Volgens [appellante] is sprake van een overeenkomst van geldlening, tegen welke stelling [geïntimeerde] zich heeft verweerd door te stellen dat [appellante] schilderijen van hem heeft gekocht en dat hij [appellante] heeft gecoacht, waarvoor hij [appellante] heeft gefactureerd. [appellante] heeft gemotiveerd verweer gevoerd tegen deze stelling van [geïntimeerde] , in het bijzonder met betrekking tot de door [geïntimeerde] in het geding gebrachte facturen.
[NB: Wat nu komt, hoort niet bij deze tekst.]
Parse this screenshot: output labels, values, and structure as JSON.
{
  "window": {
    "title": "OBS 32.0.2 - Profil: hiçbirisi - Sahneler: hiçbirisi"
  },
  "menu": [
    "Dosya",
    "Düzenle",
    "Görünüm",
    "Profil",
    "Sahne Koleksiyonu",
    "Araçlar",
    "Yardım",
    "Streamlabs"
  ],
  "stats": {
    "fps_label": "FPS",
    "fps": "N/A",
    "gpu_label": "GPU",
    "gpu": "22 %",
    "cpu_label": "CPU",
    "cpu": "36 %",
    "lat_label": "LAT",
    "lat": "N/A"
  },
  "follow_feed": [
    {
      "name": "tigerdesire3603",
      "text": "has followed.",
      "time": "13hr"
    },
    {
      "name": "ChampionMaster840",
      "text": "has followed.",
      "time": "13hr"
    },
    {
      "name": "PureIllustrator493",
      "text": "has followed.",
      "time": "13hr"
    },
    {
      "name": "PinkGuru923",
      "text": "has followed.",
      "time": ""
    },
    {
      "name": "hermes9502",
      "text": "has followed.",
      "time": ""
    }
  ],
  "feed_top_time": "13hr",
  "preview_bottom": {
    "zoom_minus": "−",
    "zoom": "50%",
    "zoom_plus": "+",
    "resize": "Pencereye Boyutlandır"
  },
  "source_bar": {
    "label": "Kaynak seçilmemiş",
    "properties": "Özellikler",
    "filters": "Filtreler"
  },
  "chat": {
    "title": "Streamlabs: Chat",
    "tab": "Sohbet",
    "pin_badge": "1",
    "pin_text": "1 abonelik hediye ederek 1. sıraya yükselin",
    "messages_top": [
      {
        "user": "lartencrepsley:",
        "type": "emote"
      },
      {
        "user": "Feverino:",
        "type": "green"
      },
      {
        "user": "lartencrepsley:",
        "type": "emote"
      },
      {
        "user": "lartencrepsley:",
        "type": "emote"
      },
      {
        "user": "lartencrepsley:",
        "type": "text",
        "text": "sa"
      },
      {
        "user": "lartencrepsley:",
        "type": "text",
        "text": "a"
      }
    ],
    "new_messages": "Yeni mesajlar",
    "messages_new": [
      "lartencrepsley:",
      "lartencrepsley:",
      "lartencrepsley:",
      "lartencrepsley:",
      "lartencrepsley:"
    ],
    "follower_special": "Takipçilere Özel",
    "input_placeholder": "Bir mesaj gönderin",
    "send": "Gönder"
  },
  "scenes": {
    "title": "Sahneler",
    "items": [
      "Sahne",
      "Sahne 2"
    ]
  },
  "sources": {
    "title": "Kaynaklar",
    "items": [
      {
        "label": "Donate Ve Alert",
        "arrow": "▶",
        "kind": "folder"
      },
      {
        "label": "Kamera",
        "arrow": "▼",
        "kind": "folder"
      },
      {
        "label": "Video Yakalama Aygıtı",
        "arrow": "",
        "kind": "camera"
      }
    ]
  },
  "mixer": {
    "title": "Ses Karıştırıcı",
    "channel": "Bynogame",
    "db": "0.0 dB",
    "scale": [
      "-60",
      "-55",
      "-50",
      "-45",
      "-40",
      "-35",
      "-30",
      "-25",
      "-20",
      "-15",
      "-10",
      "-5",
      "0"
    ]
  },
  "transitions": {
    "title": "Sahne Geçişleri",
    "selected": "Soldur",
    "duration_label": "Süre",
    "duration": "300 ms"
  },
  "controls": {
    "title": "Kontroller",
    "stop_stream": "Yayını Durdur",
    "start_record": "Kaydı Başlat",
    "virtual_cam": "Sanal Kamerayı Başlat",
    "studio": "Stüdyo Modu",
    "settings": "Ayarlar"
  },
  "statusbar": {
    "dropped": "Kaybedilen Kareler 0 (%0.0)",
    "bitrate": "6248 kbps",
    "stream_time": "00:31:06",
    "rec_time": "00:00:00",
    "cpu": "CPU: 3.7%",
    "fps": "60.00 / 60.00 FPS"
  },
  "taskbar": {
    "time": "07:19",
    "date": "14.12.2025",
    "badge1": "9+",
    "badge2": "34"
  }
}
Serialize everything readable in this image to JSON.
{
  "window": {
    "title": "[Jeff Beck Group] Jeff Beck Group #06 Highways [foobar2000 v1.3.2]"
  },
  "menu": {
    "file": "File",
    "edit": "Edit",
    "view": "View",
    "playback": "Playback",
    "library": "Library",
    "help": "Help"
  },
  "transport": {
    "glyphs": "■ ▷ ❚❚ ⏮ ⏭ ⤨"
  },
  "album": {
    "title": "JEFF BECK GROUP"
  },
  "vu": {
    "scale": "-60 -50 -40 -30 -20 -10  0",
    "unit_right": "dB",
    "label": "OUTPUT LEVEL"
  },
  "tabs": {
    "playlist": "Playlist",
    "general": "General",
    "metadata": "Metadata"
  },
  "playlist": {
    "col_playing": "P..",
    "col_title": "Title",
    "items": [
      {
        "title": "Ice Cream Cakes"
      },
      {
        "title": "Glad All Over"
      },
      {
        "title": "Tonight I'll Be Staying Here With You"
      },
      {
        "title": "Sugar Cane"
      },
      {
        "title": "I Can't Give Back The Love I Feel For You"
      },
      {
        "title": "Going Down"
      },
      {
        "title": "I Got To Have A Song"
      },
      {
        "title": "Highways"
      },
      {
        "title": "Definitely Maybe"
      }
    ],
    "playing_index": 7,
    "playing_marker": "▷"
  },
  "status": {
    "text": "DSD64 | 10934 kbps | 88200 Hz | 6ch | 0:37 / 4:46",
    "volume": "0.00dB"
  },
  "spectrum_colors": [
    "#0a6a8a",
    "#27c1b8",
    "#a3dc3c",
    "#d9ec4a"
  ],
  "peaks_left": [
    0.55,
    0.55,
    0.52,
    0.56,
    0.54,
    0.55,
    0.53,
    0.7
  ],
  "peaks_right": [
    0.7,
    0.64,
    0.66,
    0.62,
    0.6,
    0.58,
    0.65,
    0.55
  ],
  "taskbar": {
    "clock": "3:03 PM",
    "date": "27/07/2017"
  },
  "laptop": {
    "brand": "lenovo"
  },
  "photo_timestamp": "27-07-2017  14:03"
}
Tijdens het pleidooi in hoger beroep heeft [geïntimeerde] desgevraagd verklaard dat hij voor coaching normaliter € 65,- per uur (inclusief BTW) in rekening brengt, maar dat hij [appellante] een gefixeerd bedrag per periode in rekening heeft gebracht. Ook heeft [geïntimeerde] verklaard dat de gesprekken met [appellante] meer tijd in beslag hebben genomen dan hij bij haar in rekening heeft gebracht. Voorts heeft [geïntimeerde] desgevraagd aangegeven dat de aan [appellante] gerichte facturen zijn verwerkt in zijn respectieve jaarstukken en gedane respectieve fiscale aangiften.
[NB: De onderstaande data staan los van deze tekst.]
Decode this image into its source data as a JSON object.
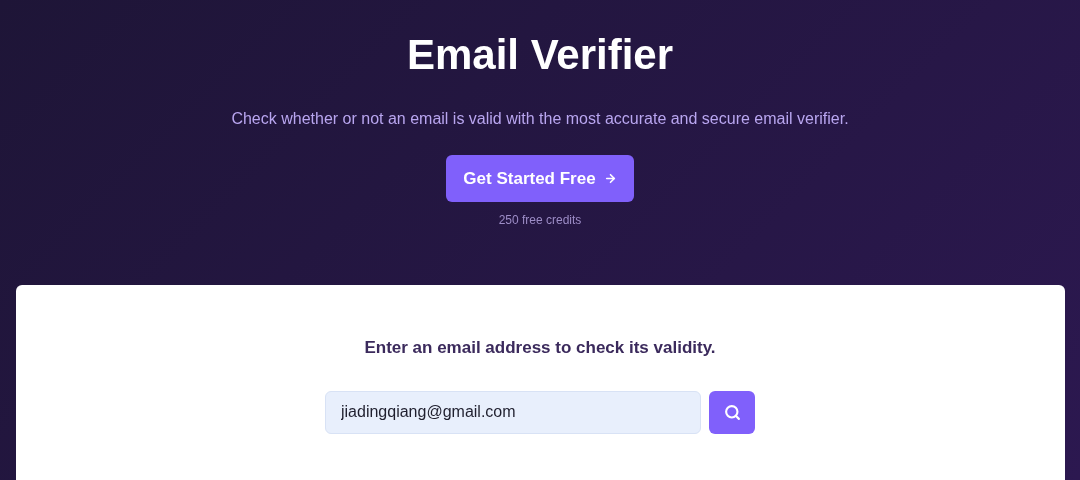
{
  "hero": {
    "title": "Email Verifier",
    "subtitle": "Check whether or not an email is valid with the most accurate and secure email verifier.",
    "cta_button": "Get Started Free",
    "cta_note": "250 free credits"
  },
  "checker": {
    "prompt": "Enter an email address to check its validity.",
    "email_field": {
      "value": "jiadingqiang@gmail.com"
    }
  }
}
Het hof ziet in het verweer van [geïntimeerde] en in de daartegen gerichte reactie van [appellante] , mede gezien de overgelegde mailwisseling en andere bescheiden, waaronder rekeningafschriften en andere bankbescheiden van zowel [appellante] als [geïntimeerde] , alsmede de daarop voorkomende bedragen en daarbij gebezigde omschrijvingen, aanleiding om [geïntimeerde] in de gelegenheid te stellen zijn verweer nader aan te vullen en te onderbouwen bij akte, onder meer door het overleggen van de jaarstukken 2011 tot en met 2013, althans aangiften Omzetbelasting en Inkomstenbelasting betreffende 2011 tot en met 2013 waaruit blijkt dat de facturen uit de periode van 28 oktober 2011 tot en met 8 april 2013 daarin zijn verwerkt, desgewenst voorzien van een verklaring van de accountant of fiscaal adviseur van [geïntimeerde] . [appellante] zal vervolgens in de gelegenheid worden gesteld daarop te reageren.
3.9.
Het hof houdt iedere verdere beslissing aan.

4.De uitspraak

Het hof:
verwijst de zaak naar de rol van 9 februari 2016 voor akte aan de zijde van [geïntimeerde] met de hiervoor in rechtsoverweging 3.8 vermelde doeleinden, waarna [appellante] in de gelegenheid zal worden gesteld hierop bij antwoordakte te reageren;
houdt iedere verdere beslissing aan.
Dit arrest is gewezen door mrs. H.A.G. Fikkers, R.R.M. de Moor en Th. Groenewald en is in het openbaar uitgesproken door de rolraadsheer op 12 januari 2016.